If the above recommendations are still not enough for your workplace, as a last resort, consider Personal Protective Equipment (PPE). PPE is only effective if people wear it correctly. Ensure PPE training includes the fit, use, care, putting on and taking off, maintenance, cleaning, storing and limitations of the PPE.

 

Some example of PPE that may be suited include:

 

Gloves – The use of disposable gloves can help limit contact with surfaces, product etc. Be sure you have practices set up for suitable disposal and when gloves should be changed such as torn and or dirty. It’s also important, again, to ensure you consider other hazards that may be present in the workplace before introducing gloves – in some cases, gloves can be an ‘entanglement’ hazard and should not be worn.

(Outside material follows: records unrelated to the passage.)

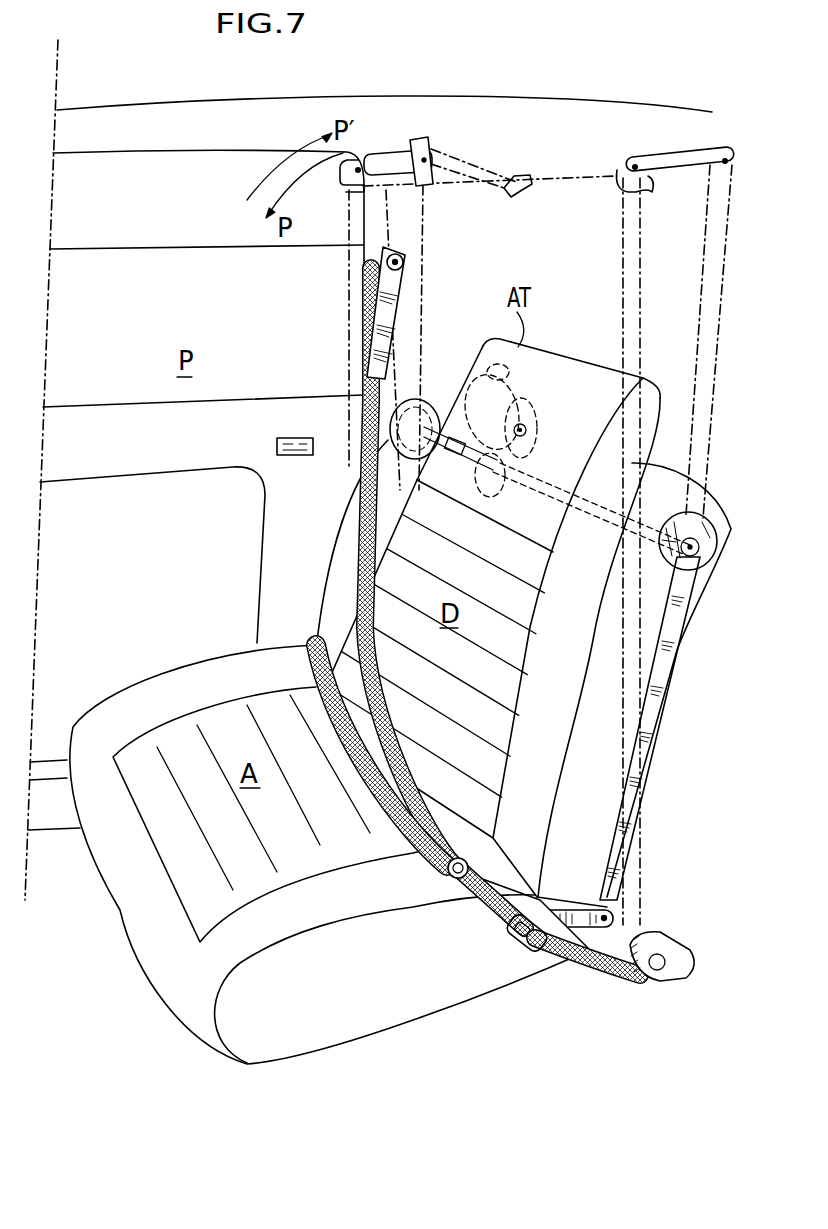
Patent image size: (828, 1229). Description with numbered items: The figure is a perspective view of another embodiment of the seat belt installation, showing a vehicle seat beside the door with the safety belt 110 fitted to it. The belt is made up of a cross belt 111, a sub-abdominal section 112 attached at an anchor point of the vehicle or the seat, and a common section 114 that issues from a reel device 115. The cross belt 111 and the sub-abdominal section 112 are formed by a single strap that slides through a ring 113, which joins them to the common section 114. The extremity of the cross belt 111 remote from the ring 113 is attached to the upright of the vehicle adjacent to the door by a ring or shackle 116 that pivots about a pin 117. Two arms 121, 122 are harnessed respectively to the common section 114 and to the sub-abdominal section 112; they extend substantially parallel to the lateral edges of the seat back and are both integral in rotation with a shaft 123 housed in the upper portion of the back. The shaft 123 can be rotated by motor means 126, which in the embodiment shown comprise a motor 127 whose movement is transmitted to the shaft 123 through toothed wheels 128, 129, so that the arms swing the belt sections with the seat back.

The safety belt 110 is at (491, 634).
The cross belt 111 is at (357, 560).
The sub-abdominal section 112 is at (407, 835).
The ring 113 is at (452, 878).
The common section 114 is at (587, 967).
The reel device 115 is at (674, 974).
The ring or shackle 116 is at (390, 313).
The pin 117 is at (403, 262).
The arm 121 is at (735, 310).
The arm 122 is at (437, 150).
The shaft 123 is at (532, 488).
The motor means 126 is at (538, 370).
The motor 127 is at (462, 380).
The toothed wheel 128 is at (540, 412).
The toothed wheel 129 is at (482, 482).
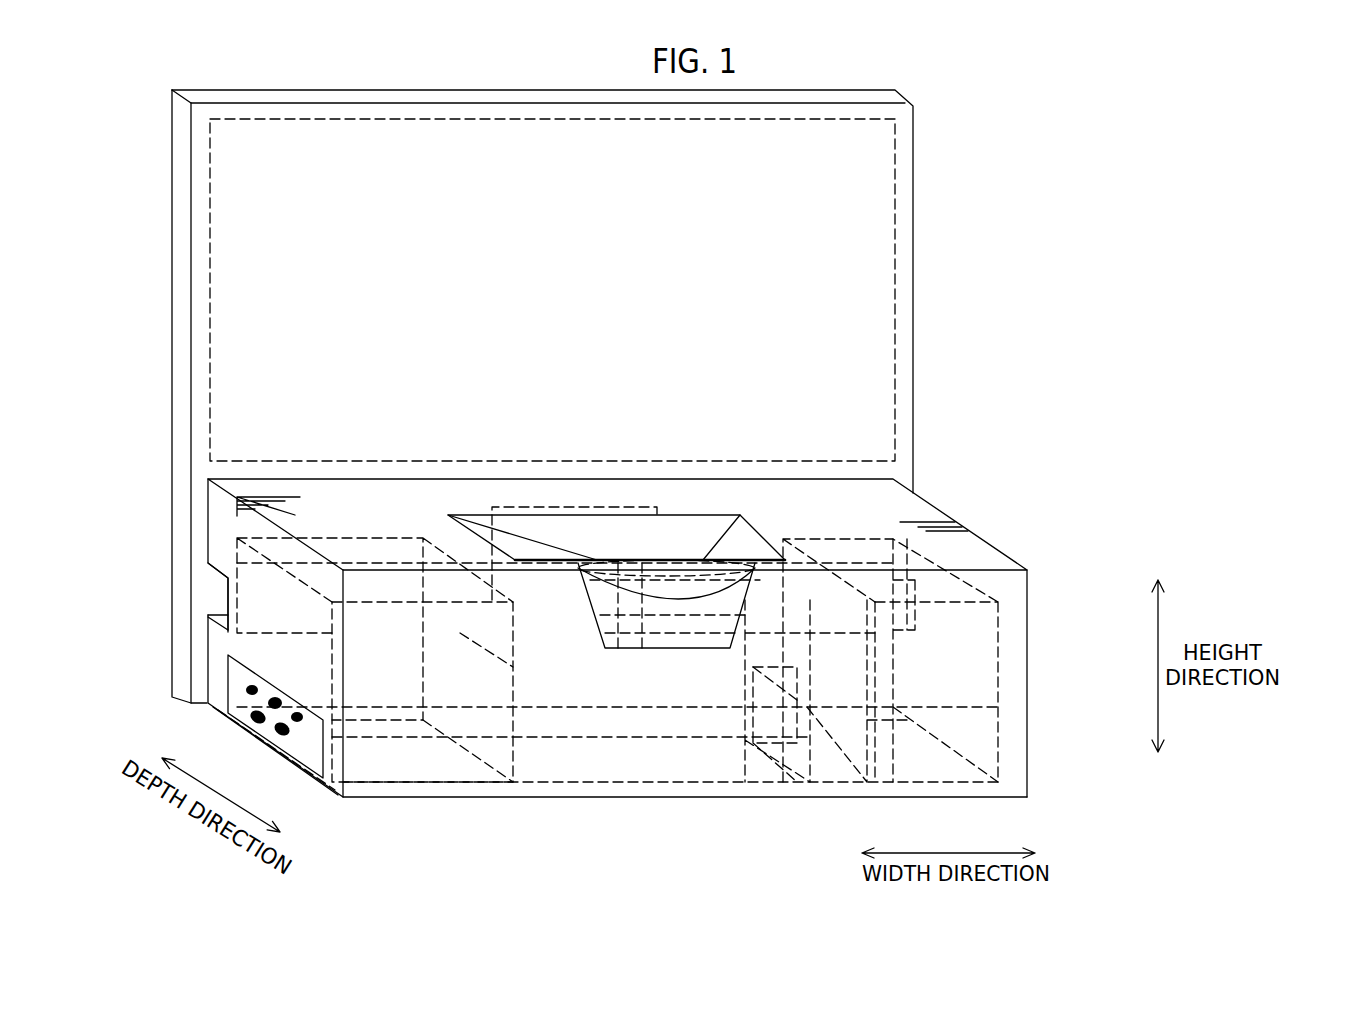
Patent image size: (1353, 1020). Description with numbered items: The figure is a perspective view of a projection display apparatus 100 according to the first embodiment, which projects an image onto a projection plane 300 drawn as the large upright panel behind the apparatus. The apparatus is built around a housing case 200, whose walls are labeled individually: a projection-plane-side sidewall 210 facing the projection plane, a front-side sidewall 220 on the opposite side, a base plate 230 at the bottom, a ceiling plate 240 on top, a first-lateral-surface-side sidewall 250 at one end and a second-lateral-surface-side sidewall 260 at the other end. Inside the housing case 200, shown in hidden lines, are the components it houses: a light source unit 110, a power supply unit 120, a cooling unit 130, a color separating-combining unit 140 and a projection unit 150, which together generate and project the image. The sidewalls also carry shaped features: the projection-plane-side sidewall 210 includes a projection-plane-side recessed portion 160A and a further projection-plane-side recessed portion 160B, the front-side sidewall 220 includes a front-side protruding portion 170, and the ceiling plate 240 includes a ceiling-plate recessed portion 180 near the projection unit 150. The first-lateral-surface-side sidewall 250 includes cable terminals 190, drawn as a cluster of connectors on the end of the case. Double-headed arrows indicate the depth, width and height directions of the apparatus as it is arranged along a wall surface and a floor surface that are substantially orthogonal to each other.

The projection display apparatus 100 is at (1010, 508).
The light source unit 110 is at (942, 782).
The power supply unit 120 is at (830, 782).
The cooling unit 130 is at (437, 783).
The color separating-combining unit 140 is at (640, 740).
The projection unit 150 is at (596, 505).
The projection-plane-side recessed portion 160A is at (230, 592).
The projection-plane-side recessed portion 160B is at (917, 610).
The front-side protruding portion 170 is at (680, 603).
The ceiling-plate recessed portion 180 is at (781, 523).
The cable terminals 190 is at (290, 755).
The housing case 200 is at (1013, 553).
The projection-plane-side sidewall 210 is at (421, 497).
The front-side sidewall 220 is at (732, 783).
The base plate 230 is at (553, 772).
The ceiling plate 240 is at (326, 492).
The first-lateral-surface-side sidewall 250 is at (228, 522).
The second-lateral-surface-side sidewall 260 is at (1013, 690).
The projection plane 300 is at (895, 299).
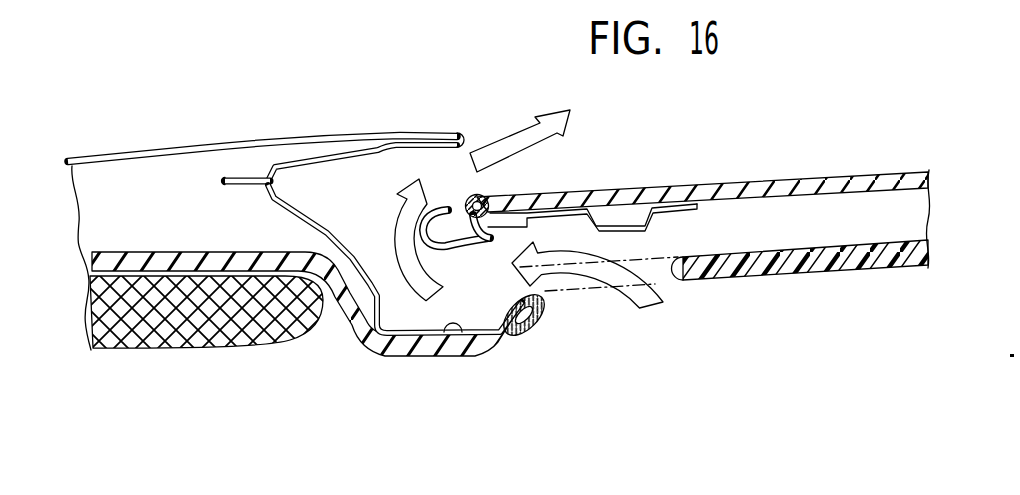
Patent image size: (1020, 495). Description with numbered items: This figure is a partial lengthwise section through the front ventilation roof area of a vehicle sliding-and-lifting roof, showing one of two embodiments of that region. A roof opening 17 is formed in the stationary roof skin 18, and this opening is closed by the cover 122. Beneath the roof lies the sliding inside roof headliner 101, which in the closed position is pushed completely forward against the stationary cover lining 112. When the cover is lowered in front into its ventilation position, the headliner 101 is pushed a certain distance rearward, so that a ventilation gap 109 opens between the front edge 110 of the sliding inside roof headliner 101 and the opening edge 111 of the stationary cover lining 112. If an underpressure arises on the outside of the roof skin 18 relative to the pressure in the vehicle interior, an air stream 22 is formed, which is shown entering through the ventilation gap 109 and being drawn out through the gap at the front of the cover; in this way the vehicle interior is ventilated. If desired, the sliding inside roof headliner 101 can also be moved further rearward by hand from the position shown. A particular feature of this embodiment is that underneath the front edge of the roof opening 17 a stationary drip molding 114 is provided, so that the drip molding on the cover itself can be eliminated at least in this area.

Goggles or face shields – can help with barriers and separation too. They should be assigned to people and not shared and can be used regularly if kept clean. Ensure the goggle or face shield use does not result in workers touching their faces more often because of heat or discomfort.


EVALUATION

 

COVID-19 has presented challenges workplaces have never encountered before. Keep in mind that any adjustments made today may need readjusting tomorrow. Look at preventative measures on an ongoing basis, and adjust them if they are not working well enough or causing other issues. For example, are people doing what they’ve been asked to do? If not, what is preventing them from doing so? Can you make adjustments and improve?

 

For anyone who thinks they may have been exposed to or are experiencing symptoms of COVID-19, please start by visiting the Ministry of Health and Long-Term Care website and taking a self-assessment: https://covid-19.ontario.ca/self- assessment/#q0. Please do not visit an assessment centre unless you have been referred by a health care professional. Do not call 911 unless it is an emergency.

 

For additional information, refer to Health Canada’s website on COVID-19:

 

https://www.canada.ca/en/public- health/services/diseases/2019-novel-coronavirus-infection/being-prepared.html?topic=tilelink

 

RESOURCES

 

Stay updated with daily government updates on COVID-19:

 

Government of Ontario Government of Canada Public Health Ontario

 

For more information visit http://www.wsps.ca/COVID19

 

NOTE: This document is intended for informational purposes only to provide an overview of the potential hazards posed in the workplace due to COVID- 19. It is not intended as medical advice, to provide a comprehensive risk assessment for all workplaces, or to replace any legislated workplace safety obligations. Due to the ongoing evolution of the situation in Ontario and around the world, this document may be used as a guide for Employers in addition to guidance delivered by public health authorities such as the World Health Organisation (WHO), Ontario Ministry of Health, Public Health Ontario and the Centres for Disease Control and Prevention (CDC).” Any use which is made of this document by any Employer, or any reliance on or decisions to be made based on it, are the responsibility of the Employer.

 

WSPS and its partners,officers,directors,employees,agents,representatives,suppliers and service providers accept no responsibility for any errors or omissions in content or for damages of any kind or nature suffered by any Employer or any third party as a result of use of or reliance on this communication.